2.2 Measurement of ‘clinical lipids’

In the Dutch Famine Birth Cohort, fasting blood was drawn for analysis of Low Density Lipoprotein (LDL)-cholesterol, High Density Lipoprotein (HDL)-cholesterol and triglyceride. HDL-cholesterol and triglyceride were measured using an enzymatic colorimetric reagent test using a P-800 Modular (Roche/Hitachi), with LDL-cholesterol calculated using the Friedewald formula and total cholesterol determined by combining the concentration of HDL and LDL cholesterol (Lumey et al. 1993). In the ABCD cohort samples were collected after a 3 h fasting period with capillary blood from a finger prick was collected within a capillary tube within 10 s with the sample subsequently transferred to the test cassette with TG, TC, HDL, and LDL concentration determined using the Cholestec LDX Analyzer (Eijsden et al. 2011).

2.3 Preparation of plasma samples

Samples were extracted from plasma (which was stored at − 80 °C until assay) as described previously (Harshfield et al. 2019). In short: 100 µl of LC–MS grade water and 150 µl of internal standard mix (Table S1) were added to 15 µl of plasma in a 96 well glass coated plate prior to mixing for 10 s. Subsequently, 750 µl of LC–MS grade methyl-tertiary butyl ether (MTBE) and a further 200 µl of LC–MS grade water were added to each well before shaking for 10 s. Once mixed, plates were spun at 845×g for 2 min to achieve phase separation with 25 µl of the upper organic phase transferred to a new glass coated plate with 90 µl of MS-mix (7.5 mM ammonium acetate in IPA:CH3OH 2:1), which was subsequently added to each well.

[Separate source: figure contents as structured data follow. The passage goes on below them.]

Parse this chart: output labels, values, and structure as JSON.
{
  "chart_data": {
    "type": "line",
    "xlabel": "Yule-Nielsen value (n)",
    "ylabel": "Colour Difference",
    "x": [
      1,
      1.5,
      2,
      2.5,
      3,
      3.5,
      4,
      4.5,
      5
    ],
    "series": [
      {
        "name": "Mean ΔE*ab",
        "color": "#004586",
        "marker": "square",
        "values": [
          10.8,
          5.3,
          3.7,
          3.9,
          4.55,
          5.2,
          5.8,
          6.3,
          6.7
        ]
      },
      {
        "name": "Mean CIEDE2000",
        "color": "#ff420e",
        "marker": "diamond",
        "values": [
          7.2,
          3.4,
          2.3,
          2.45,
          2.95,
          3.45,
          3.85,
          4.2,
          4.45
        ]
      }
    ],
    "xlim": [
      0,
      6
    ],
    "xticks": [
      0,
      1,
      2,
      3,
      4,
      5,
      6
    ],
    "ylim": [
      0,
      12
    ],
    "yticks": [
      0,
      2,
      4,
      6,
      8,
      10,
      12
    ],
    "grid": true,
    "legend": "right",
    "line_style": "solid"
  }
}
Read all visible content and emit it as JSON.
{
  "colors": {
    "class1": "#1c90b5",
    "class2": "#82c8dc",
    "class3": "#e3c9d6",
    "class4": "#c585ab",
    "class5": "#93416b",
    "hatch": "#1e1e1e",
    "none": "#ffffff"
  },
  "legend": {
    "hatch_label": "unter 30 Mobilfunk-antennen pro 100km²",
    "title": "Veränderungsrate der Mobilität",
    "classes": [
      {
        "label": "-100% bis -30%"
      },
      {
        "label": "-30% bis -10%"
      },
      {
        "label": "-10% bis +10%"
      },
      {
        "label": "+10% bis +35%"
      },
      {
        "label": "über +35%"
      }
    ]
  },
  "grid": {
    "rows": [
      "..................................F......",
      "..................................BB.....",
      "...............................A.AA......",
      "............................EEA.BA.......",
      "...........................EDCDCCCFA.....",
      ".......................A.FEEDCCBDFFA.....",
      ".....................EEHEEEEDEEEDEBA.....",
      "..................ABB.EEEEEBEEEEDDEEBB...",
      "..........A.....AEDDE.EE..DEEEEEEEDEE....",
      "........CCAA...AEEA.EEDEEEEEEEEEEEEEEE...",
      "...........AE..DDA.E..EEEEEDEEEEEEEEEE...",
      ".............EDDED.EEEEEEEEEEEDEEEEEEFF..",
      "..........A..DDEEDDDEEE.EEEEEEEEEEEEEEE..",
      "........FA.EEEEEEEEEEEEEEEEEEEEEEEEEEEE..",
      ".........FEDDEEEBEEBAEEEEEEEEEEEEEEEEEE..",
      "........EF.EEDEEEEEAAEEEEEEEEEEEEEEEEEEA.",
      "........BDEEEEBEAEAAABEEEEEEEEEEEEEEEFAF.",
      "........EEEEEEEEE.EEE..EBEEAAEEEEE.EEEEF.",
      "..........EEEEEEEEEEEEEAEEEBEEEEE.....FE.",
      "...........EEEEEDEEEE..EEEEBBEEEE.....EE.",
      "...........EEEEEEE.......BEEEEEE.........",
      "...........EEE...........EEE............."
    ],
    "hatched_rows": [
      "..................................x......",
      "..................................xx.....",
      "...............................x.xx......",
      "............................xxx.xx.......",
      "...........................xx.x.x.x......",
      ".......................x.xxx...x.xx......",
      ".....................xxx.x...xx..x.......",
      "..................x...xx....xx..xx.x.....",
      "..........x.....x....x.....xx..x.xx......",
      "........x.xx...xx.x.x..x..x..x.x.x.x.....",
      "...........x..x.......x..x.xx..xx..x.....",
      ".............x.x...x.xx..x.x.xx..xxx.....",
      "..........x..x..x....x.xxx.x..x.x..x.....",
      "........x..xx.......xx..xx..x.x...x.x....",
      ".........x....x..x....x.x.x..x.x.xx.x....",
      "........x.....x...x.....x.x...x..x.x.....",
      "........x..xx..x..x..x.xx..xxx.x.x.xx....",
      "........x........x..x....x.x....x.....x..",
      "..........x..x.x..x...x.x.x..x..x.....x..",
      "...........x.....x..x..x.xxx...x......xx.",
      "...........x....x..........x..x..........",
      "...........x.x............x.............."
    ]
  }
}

2.4 Preparation of dried blood spot samples

Dried blood spot samples were prepared as described previously (Koulman et al. 2014). In short: 100 µl of LC–MS grade water and 150 µl of internal standard mix (Table S1) were added to a 3.2 mm diameter dried blood spot in a 96 well glass coated plate prior to mixing for 10 s. Subsequently, 750 µl of LC–MS grade methyl-tertiary butyl ether (MTBE) and a further 200 µl of LC–MS grade water were added to each well before shaking for 10 s. Once mixed, plates were spun at 845 × g for 2 min to achieve phase separation with 150 µl of the upper organic phase transferred to a new glass coated plate and was dried down under a continuous stream of nitrogen. The dried samples were then reconstituted in 25 µl of MTBE to which 90 µl of MS-mix (7.5 mM ammonium acetate in IPA:CH3OH 2:1) was subsequently added to each well.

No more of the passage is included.